Namun saat juru bicara Menteri Luar Negeri China menuduh militer Amerika lepaskan penyakit mematikan yang telah menginfeksi 140 ribu warga di lebih dari 120 negara, banyak pihak yang mulai bertanya-tanya.
Juru bicara tersebut adalah Zhao Lijian, yang dengan emosi membuat tweet di akun resminya yang sebutkan jika ada lebih dari sekedar cerita setelah CDC Amerika akui kematian terkait influenza di Amerika ternyata kasus Covid-19, tanpa berikan keterangan waktu kasus tersebut muncul.
"Kapan pasien 0 mulai ada di Amerika? Berapa banyak orang yang terinfeksi? Apa nama RS yang digunakan untuk rujukan? Bisa jadi tentara Amerika yang justru bawa epidemi ini ke Wuhan. Tolong transparan! Bagi data kalian! Amerika berhutang kepada kami penjelasan terkait ini!"
Tweet penuh emosi tersebut menggaungkan klaim tidak berdasar dari sebuah situs dari Kanada yang sebutkan Amerika adalah sumber dari virus Corona, dikaitkan dengan partisipasi militer Amerika di World Games Militer yang menarik kompetitor lebih dari 100 negara ke Wuhan Oktober tahun lalu sebelum Wuhan menjadi episentrum pertama virus Corona.
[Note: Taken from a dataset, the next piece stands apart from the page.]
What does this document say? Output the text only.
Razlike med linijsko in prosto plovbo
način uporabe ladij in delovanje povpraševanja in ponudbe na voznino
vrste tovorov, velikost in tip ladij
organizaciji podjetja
Dengan itu, China telah menuduh Amerika lakukan aksi perang yang mengejutkan, dan membuat Departemen Negara Amerika memanggil Duta Besar Beijing ke Washington untuk klaim hal yang sebaliknya.
Zhao Lijian memiliki reputasi sedikit 'emosian' terkait tweetnya yang suka menuduh dan picu spekulasi banyak pihak.
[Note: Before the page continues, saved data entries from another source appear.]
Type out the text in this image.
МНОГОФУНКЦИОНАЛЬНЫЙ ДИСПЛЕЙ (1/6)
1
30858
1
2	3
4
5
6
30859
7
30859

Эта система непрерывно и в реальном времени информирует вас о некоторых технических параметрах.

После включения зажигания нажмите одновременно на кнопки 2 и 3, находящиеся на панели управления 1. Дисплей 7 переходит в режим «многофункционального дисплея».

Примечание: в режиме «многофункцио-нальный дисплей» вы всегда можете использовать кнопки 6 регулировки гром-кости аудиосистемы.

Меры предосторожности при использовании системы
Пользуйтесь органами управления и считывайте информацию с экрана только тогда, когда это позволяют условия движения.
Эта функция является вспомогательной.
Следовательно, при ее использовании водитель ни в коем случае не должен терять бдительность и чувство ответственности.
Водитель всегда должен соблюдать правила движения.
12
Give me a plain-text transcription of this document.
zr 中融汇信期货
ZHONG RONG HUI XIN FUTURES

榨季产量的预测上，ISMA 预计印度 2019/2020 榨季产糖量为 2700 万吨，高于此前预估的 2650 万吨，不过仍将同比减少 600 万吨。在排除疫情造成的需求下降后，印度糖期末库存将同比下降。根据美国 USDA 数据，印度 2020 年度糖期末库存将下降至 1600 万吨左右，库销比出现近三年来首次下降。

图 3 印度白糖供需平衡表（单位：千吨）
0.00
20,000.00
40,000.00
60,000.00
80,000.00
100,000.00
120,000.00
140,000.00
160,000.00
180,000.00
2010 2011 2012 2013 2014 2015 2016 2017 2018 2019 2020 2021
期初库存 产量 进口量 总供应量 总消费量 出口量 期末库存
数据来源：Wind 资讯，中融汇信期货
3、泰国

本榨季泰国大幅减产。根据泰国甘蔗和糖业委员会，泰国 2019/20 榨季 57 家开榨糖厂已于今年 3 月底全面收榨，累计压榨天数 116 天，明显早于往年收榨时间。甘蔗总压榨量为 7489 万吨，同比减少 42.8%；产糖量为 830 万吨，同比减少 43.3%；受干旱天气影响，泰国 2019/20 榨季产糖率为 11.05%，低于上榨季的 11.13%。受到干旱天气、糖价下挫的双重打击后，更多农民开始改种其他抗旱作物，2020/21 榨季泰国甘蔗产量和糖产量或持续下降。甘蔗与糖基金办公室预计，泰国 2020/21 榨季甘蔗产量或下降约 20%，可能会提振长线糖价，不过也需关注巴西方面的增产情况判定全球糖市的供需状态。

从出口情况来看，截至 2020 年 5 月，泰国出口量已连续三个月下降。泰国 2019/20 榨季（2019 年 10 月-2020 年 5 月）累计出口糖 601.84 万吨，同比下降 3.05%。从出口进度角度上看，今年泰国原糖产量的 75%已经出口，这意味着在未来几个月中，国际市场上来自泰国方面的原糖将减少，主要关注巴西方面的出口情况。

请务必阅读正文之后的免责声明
Sehingga Beijing bisa menyebutkan jika tweetnya adalah tweet pibadi, dan tidak meranah ke pernyataan resminya sebagai pejabat negara.
Namun sangat jelas juga dia tidak mungkin berani bertindak sejauh itu tanpa persetujuan dari para atasan-atasannya.
Pasalnya, kolega Zhao, Geng Shuang, seorang diplomat China, saat ditanyai terkait hal tersebut menjelaskan hal tidak terduga.
"Kalian penasaran jika opini Zhao gambarkan apa yang dirasakan pemerintah China, menurutku kalian harus tanyakan dulu sebelumnya jika pernyataan oleh pejabat senior Amerika yang jelek-jelekkan China gambarkan pernyataan pemerintah Amerika sesungguhnya."
Melansir opini dari Yonden Lhatoo, koresponden South China Morning Post, kedua negara tersebut kini saling menyalahkan dan lakukan aksi politik 'gayung bersambut' yang tidak tunjukkan kapan akan berhenti.
Seharusnya kedua negara ini dapat lakukan penggabungan kekuatan untuk memberantas musuh bersama tanpa harus pertimbangkan batasan politik dan geografi.
China telah menderita setelah dituduh menjadi penyebar Covid-19, karena sumber asli dari virus Corona yang bermutasi ini belum ditemukan oleh ahli internasional.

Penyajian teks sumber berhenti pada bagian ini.